Le gouvernement a annoncé la création d’une « taxe Covid » sur le chiffre d’affaires des complémentaires santé, à hauteur d’un milliard d’euros en 2021 et de 500 millions en 2022. Quelle est votre réaction ?
Les taxes et les complémentaires santé, c’est un peu comme le sparadrap du capitaine Haddock dans l’Affaire Tournesol : on n’arrive pas à s’en débarrasser et elles reviennent au moment où on s’y attend le moins. De 1,75 % en 2005, elles s’élèvent aujourd’hui à 16,5 %, près de 10 fois plus.
« Alors que les complémentaires santé sont devenues un produit de première nécessité car indispensables à l’accès aux soins et au maintien en bonne santé des citoyens, elles subissent aujourd’hui les fiscalités les plus lourdes, bien plus que le Coca taxé seulement à 5,5 %. »
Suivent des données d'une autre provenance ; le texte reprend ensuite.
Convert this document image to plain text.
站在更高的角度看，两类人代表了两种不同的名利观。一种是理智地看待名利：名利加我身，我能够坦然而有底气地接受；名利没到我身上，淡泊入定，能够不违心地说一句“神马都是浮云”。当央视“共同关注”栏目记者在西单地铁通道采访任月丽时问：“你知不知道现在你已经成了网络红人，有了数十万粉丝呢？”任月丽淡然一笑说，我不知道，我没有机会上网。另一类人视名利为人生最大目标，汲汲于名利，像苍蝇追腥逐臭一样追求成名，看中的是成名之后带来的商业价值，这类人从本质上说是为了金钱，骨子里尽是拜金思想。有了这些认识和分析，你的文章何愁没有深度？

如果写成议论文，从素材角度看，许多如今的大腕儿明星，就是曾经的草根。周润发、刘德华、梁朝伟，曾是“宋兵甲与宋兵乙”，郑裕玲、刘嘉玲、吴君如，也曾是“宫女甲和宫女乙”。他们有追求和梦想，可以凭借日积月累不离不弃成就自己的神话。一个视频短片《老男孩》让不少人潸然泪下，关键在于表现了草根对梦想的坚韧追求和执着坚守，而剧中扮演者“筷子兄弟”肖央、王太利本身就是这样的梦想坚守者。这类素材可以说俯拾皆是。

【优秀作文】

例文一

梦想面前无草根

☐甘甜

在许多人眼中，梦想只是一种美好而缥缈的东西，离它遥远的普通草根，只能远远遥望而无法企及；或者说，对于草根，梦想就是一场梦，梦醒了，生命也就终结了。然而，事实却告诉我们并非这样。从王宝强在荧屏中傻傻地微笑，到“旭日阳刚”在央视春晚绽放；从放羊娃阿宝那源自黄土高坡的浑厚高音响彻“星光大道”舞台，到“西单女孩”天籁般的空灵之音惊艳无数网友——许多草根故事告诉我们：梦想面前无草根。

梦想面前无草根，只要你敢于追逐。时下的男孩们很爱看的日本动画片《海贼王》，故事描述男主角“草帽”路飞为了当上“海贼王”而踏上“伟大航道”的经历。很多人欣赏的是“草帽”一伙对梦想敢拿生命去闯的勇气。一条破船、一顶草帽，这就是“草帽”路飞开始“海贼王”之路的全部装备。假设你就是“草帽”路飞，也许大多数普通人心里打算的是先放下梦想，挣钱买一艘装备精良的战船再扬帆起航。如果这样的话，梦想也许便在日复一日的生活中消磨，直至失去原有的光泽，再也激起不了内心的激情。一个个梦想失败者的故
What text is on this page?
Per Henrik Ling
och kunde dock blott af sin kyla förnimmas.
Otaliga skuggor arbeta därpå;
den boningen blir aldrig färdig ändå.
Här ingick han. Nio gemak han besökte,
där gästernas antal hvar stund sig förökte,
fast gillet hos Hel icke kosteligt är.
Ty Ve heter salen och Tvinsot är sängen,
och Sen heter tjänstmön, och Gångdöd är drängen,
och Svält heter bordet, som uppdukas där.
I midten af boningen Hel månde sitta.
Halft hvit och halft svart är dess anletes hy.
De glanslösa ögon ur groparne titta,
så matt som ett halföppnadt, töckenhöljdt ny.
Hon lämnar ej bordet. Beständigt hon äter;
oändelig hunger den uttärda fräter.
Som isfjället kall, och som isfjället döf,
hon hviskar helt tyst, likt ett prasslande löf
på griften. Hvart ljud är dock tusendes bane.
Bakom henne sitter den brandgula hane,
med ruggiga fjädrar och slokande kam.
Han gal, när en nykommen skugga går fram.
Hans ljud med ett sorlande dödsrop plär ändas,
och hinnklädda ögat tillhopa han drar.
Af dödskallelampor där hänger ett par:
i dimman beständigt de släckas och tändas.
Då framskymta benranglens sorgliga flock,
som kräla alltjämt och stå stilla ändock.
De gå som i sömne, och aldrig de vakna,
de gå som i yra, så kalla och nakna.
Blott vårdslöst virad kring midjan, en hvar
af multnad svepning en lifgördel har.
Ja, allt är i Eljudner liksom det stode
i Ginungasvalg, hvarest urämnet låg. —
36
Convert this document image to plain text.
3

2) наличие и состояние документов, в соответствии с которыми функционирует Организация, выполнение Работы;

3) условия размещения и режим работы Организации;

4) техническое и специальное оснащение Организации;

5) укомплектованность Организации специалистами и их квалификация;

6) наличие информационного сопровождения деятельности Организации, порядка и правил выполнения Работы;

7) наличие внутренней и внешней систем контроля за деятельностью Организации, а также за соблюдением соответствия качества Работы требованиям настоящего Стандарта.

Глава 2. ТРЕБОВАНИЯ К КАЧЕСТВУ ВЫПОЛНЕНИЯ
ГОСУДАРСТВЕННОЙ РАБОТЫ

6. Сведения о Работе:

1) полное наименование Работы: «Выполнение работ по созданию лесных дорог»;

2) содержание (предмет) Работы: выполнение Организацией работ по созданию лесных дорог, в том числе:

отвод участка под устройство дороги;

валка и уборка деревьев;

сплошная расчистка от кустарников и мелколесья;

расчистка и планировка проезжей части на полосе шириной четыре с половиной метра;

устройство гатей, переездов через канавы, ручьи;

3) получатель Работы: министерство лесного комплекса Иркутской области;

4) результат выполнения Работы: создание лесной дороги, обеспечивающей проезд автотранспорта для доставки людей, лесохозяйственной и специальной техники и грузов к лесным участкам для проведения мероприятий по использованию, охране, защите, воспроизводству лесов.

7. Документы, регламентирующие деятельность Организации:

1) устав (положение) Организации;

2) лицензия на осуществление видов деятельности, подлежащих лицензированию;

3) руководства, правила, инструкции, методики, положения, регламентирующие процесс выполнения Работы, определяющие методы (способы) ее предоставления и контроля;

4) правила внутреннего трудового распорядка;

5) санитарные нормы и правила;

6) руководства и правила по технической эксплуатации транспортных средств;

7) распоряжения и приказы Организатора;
Le gouvernement a annoncé, dès la sortie du confinement, vouloir soutenir les Français à travers des aides accordées non pas aux ménages mais aux entreprises. Une proposition aurait pu être de diminuer ou même de retirer les taxes sur les contrats de santé, ce qui aurait entraîné une baisse du montant des cotisations, comme le mouvement mutualiste s’est toujours engagé à le faire. Non, le choix a été fait de nous maintenir dans un rôle de collecteur d’impôt en augmentant encore les taxes sur les contrats mutualistes et en osant prétendre que cela n’aurait pas d’impact sur les adhérents. De qui se moque-t-on ? A ce stade de taxation, nous prélevons chaque année près de deux mois de cotisations à nos adhérents pour les reverser dans les caisses de l’Etat.
L’argument du gouvernement est de dire que les mutuelles ont fait des « économies » durant la crise. Est-ce votre opinion ?
Des renoncements aux soins ont été opérés par les adhérents durant le confinement, renoncements qui ont généré, c’est vrai, une baisse des remboursements de la part des complémentaire santé, mais aussi des régimes obligatoires et donc de la Sécu… Mais ces soins n’ont pas été annulés, juste reportés. Ils vont être rattrapés. A ce jour, on ne peut donc pas parler d’économies.
Pour autant nous sommes partant pour étudier finement la situation et en cas d’excédents constatés intervenir, pourquoi pas, en soutien aux régimes obligatoires. Mais la rapidité avec laquelle la taxe Covid a été mise en place ne laisse pas le temps de l’évaluation. C’est la porte ouverte à un report immédiat sur les cotisations auquel viendra s’ajouter une deuxième vague d’augmentation dans les prochains mois si les soins venaient à s’accélérer comme les indicateurs l’annoncent. Enfin nous avons du mal à comprendre pourquoi le gouvernement taxe les Français sur ce qu’ils ont de plus précieux : leur santé. D’autres acteurs économiques ont connu des baisses d’activités durant le confinement comme les assureurs automobiles qui n’ont pas eu à traiter de sinistres. L’État leur a t-il demandé de supporter une nouvelle taxe ?
Si l’engagement des mutuelles dans la situation de crise actuelle ne doit pas se faire par le biais d’une taxe qui pèserait sur leurs adhérents, comment peuvent-elles intervenir ?
Mais depuis toujours nous aidons les populations à traverser les périodes de crise ! Au-delà de nos dispositifs internes de fonds sociaux qui permettent d’intervenir directement auprès des adhérents lorsqu’ils traversent des situations personnelles compliquées, par exemple lorsqu’ils ont des soins difficiles à financer, nous cherchons à pallier les ruptures de solidarité envers les plus fragiles engendrées par la généralisation des contrats collectifs obligatoires en entreprises, à minimiser les effets de la récente éligibilité des mutuelles à l’impôt sur les sociétés (au même titre que Coca-Cola encore…), à maintenir une proximité physique pour accompagner au mieux les adhérents qui ne sont pas adeptes du tout-dématérialisé là ou d’autres installent des plateformes téléphonique, à entretenir l’obligation morale que nous portons en nous de ne laisser personne sur le bord de la route, et tout cela avec des tarifs maîtrisés et attractifs …. C’est cela l’intervention des mutuelles : un miracle permanent. Nous demander de faire plus confirme qu’à l’évidence le gouvernement ne connaît pas la place et le rôle unique que jouent les mutuelles dans le dispositif de complémentarité à la Sécurité sociale.